Highlights of 2014-15 New York State Budget

By WKTV News

ALBANY, N.Y. (AP) - New York Gov. Andrew Cuomo and legislative leaders have reached a deal on a $140 billion budget that provides some tax relief for businesses, homeowners and renters.
Details of the agreement are contained in legislation filed by staff members overnight Friday. It covers the budget for the fiscal year starting Tuesday.
Lawmakers are expected to return Sunday to discuss the bills and vote Monday.

The 332-page revenue bill lists property and renter's tax credits through so-called circuit breakers, tax credits for families and revisions in bank, corporate, manufacturers and estate taxes.

Some highlights of the 2014-15 State Budget agreement are listed below:

Property Tax Relief

  • $1.5 Billion in Property Tax Relief
    • Designed to incentivize local governments to share services and reduce their financial burden on the taxpayer.

Cutting Taxes and Creating Jobs

  • Cutting Manufacturer's Taxes to Zero
    • Establishes a 20% real property tax credit for manufacturers who own or lease property and lowers the tax rate on income for manufacturers from the current 5.9% to zero in 2014 and after.
  • Accelerated Phase-out of 18-A Utility Surcharge 
    • New Yorkers currently pay some of the highest energy bill in the nation and the temporary utility assessment exacerbates this burden on struggling businesses and families.
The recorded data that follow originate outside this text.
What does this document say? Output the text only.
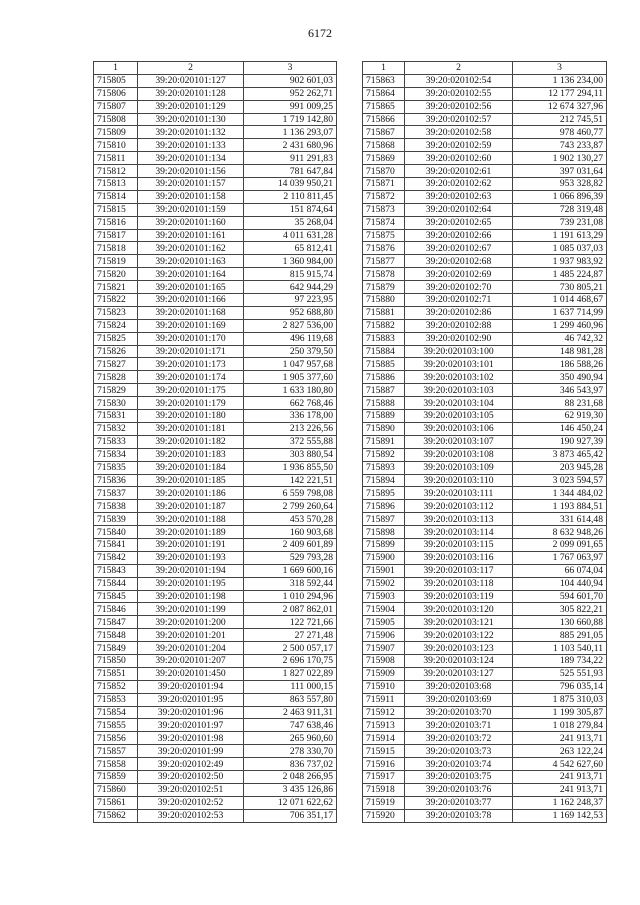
6172
1	2	3
715805	39:20:020101:127	902 601,03
715806	39:20:020101:128	952 262,71
715807	39:20:020101:129	991 009,25
715808	39:20:020101:130	1 719 142,80
715809	39:20:020101:132	1 136 293,07
715810	39:20:020101:133	2 431 680,96
715811	39:20:020101:134	911 291,83
715812	39:20:020101:156	781 647,84
715813	39:20:020101:157	14 039 950,21
715814	39:20:020101:158	2 110 811,45
715815	39:20:020101:159	151 874,64
715816	39:20:020101:160	35 268,04
715817	39:20:020101:161	4 011 631,28
715818	39:20:020101:162	65 812,41
715819	39:20:020101:163	1 360 984,00
715820	39:20:020101:164	815 915,74
715821	39:20:020101:165	642 944,29
715822	39:20:020101:166	97 223,95
715823	39:20:020101:168	952 688,80
715824	39:20:020101:169	2 827 536,00
715825	39:20:020101:170	496 119,68
715826	39:20:020101:171	250 379,50
715827	39:20:020101:173	1 047 957,68
715828	39:20:020101:174	1 905 377,60
715829	39:20:020101:175	1 633 180,80
715830	39:20:020101:179	662 768,46
715831	39:20:020101:180	336 178,00
715832	39:20:020101:181	213 226,56
715833	39:20:020101:182	372 555,88
715834	39:20:020101:183	303 880,54
715835	39:20:020101:184	1 936 855,50
715836	39:20:020101:185	142 221,51
715837	39:20:020101:186	6 559 798,08
715838	39:20:020101:187	2 799 260,64
715839	39:20:020101:188	453 570,28
715840	39:20:020101:189	160 903,68
715841	39:20:020101:191	2 409 601,89
715842	39:20:020101:193	529 793,28
715843	39:20:020101:194	1 669 600,16
715844	39:20:020101:195	318 592,44
715845	39:20:020101:198	1 010 294,96
715846	39:20:020101:199	2 087 862,01
715847	39:20:020101:200	122 721,66
715848	39:20:020101:201	27 271,48
715849	39:20:020101:204	2 500 057,17
715850	39:20:020101:207	2 696 170,75
715851	39:20:020101:450	1 827 022,89
715852	39:20:020101:94	111 000,15
715853	39:20:020101:95	863 557,80
715854	39:20:020101:96	2 463 911,31
715855	39:20:020101:97	747 638,46
715856	39:20:020101:98	265 960,60
715857	39:20:020101:99	278 330,70
715858	39:20:020102:49	836 737,02
715859	39:20:020102:50	2 048 266,95
715860	39:20:020102:51	3 435 126,86
715861	39:20:020102:52	12 071 622,62
715862	39:20:020102:53	706 351,17
1	2	3
715863	39:20:020102:54	1 136 234,00
715864	39:20:020102:55	12 177 294,11
715865	39:20:020102:56	12 674 327,96
715866	39:20:020102:57	212 745,51
715867	39:20:020102:58	978 460,77
715868	39:20:020102:59	743 233,87
715869	39:20:020102:60	1 902 130,27
715870	39:20:020102:61	397 031,64
715871	39:20:020102:62	953 328,82
715872	39:20:020102:63	1 066 896,39
715873	39:20:020102:64	728 319,48
715874	39:20:020102:65	739 231,08
715875	39:20:020102:66	1 191 613,29
715876	39:20:020102:67	1 085 037,03
715877	39:20:020102:68	1 937 983,92
715878	39:20:020102:69	1 485 224,87
715879	39:20:020102:70	730 805,21
715880	39:20:020102:71	1 014 468,67
715881	39:20:020102:86	1 637 714,99
715882	39:20:020102:88	1 299 460,96
715883	39:20:020102:90	46 742,32
715884	39:20:020103:100	148 981,28
715885	39:20:020103:101	186 588,26
715886	39:20:020103:102	350 490,94
715887	39:20:020103:103	346 543,97
715888	39:20:020103:104	88 231,68
715889	39:20:020103:105	62 919,30
715890	39:20:020103:106	146 450,24
715891	39:20:020103:107	190 927,39
715892	39:20:020103:108	3 873 465,42
715893	39:20:020103:109	203 945,28
715894	39:20:020103:110	3 023 594,57
715895	39:20:020103:111	1 344 484,02
715896	39:20:020103:112	1 193 884,51
715897	39:20:020103:113	331 614,48
715898	39:20:020103:114	8 632 948,26
715899	39:20:020103:115	2 099 091,65
715900	39:20:020103:116	1 767 063,97
715901	39:20:020103:117	66 074,04
715902	39:20:020103:118	104 440,94
715903	39:20:020103:119	594 601,70
715904	39:20:020103:120	305 822,21
715905	39:20:020103:121	130 660,88
715906	39:20:020103:122	885 291,05
715907	39:20:020103:123	1 103 540,11
715908	39:20:020103:124	189 734,22
715909	39:20:020103:127	525 551,93
715910	39:20:020103:68	796 035,14
715911	39:20:020103:69	1 875 310,03
715912	39:20:020103:70	1 199 305,87
715913	39:20:020103:71	1 018 279,84
715914	39:20:020103:72	241 913,71
715915	39:20:020103:73	263 122,24
715916	39:20:020103:74	4 542 627,60
715917	39:20:020103:75	241 913,71
715918	39:20:020103:76	241 913,71
715919	39:20:020103:77	1 162 248,37
715920	39:20:020103:78	1 169 142,53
This Budget will save businesses and residents $600 million over the next three years.
  • Continuing the Success of the REDCs
    • Provides $150 million in flexible new economic development capital funding and $70 Million in State tax credits for a fourth round of the REDC process.
  • Fulfilling Commitment to Western New York
    • Promotes the Governor's $1 Billion commitment to revitalize Buffalo's regional economy by including $680 Million in new capital appropriations for the "Buffalo Billion" program.
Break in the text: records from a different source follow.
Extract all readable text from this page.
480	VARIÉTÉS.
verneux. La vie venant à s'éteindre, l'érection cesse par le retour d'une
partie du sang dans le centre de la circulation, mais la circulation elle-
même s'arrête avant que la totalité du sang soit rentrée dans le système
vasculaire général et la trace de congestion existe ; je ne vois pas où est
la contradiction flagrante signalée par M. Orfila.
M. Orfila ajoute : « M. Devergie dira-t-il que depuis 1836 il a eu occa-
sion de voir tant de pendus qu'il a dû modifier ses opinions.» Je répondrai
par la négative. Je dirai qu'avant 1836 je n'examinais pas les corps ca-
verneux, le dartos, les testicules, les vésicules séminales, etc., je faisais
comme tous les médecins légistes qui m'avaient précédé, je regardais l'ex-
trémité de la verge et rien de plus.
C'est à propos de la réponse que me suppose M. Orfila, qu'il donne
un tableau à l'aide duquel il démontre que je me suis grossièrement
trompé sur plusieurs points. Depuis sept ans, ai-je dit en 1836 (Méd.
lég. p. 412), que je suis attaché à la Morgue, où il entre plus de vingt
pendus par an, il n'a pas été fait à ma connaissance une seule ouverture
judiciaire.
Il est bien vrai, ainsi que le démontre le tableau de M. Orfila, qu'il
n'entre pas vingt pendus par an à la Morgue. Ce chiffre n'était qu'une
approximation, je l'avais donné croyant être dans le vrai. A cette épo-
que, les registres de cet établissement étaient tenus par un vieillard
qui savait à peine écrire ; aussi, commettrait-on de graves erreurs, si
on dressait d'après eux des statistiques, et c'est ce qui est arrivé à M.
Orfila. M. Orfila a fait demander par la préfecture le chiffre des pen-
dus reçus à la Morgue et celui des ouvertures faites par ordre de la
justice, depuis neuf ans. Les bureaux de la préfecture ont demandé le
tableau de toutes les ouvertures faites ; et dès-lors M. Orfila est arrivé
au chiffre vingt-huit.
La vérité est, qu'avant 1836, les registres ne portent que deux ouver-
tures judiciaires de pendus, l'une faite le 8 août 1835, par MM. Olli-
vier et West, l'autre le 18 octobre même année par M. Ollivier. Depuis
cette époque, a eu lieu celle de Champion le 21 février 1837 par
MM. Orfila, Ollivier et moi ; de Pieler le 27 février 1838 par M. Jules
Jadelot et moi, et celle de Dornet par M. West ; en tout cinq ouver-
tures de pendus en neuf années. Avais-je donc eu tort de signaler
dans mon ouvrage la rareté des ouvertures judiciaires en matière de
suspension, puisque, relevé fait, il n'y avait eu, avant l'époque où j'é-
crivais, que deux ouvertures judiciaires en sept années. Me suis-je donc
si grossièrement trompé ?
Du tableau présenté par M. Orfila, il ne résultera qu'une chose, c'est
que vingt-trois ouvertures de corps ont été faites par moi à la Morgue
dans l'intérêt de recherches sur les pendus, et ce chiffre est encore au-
Major Education Investments and Reforms

  • School Aid
    • Includes a $1.1 billion (5.3%) increase in education aid for the 2014-15 school year. High-needs school districts will receive nearly 70% of the 2014-15 allocated increase.
  • Reform Common Core Implementation
    • Puts into law a series of recommendations to immediately improve the implementation of the Common Core in the state, including banning standardized "bubble tests" for young children, protecting students from high stakes testing based on unfair results, insuring instructional time is used for teaching and learning and not over-testing, and protecting the privacy of students.
  • Statewide Universal Full-Day Pre-K
    • Commits to investing $1.5 Billion over five years to support the phase-in of Statewide Universal Full-Day Pre-K program.
  • Protect Charter Schools
    • Increases tuition funding for charter school students over three years: $250 per student, first year, $350 for the second, and $500 in the third. Charter schools will be eligible for Pre-K funding.
  • Smart Schools
    • Includes a $2 Billion general obligation bond act, which will fund enhanced education technology in schools, with eligible projects including infrastructure improvements to bring high-speed broadband to schools and communities in their school district, and the purchase of classroom technology for use by students.

Restoring Public Trust

  • Reforming Public Trust
    • Includes further reforms to ensure New Yorkers have confidence that their elected officials are serving them honestly and with transparency. Proposals include tough new anti-bribery and anti-corruption laws, a test of public financing of elections at the state level.

New York Cleaner

  • Environmental Protection Fund
    • Includes $162 Million for the EPF, and increase of $9 Million from 2013-14.

New York Safer

  • Crack-Down on Youth Texting-While-Driving
    • Young and new drivers convicted of texting-while-driving will have their license suspended for 120 days on 1st offense, and a year for the 2nd offense.

New York Fairer

  • Fund the Commission of the Youth, Public Safety and Justice
    • Includes funding for the Commission to make recommendations on how best to raise the age of juvenile jurisdiction, improve outcomes for youth, and promote community safety.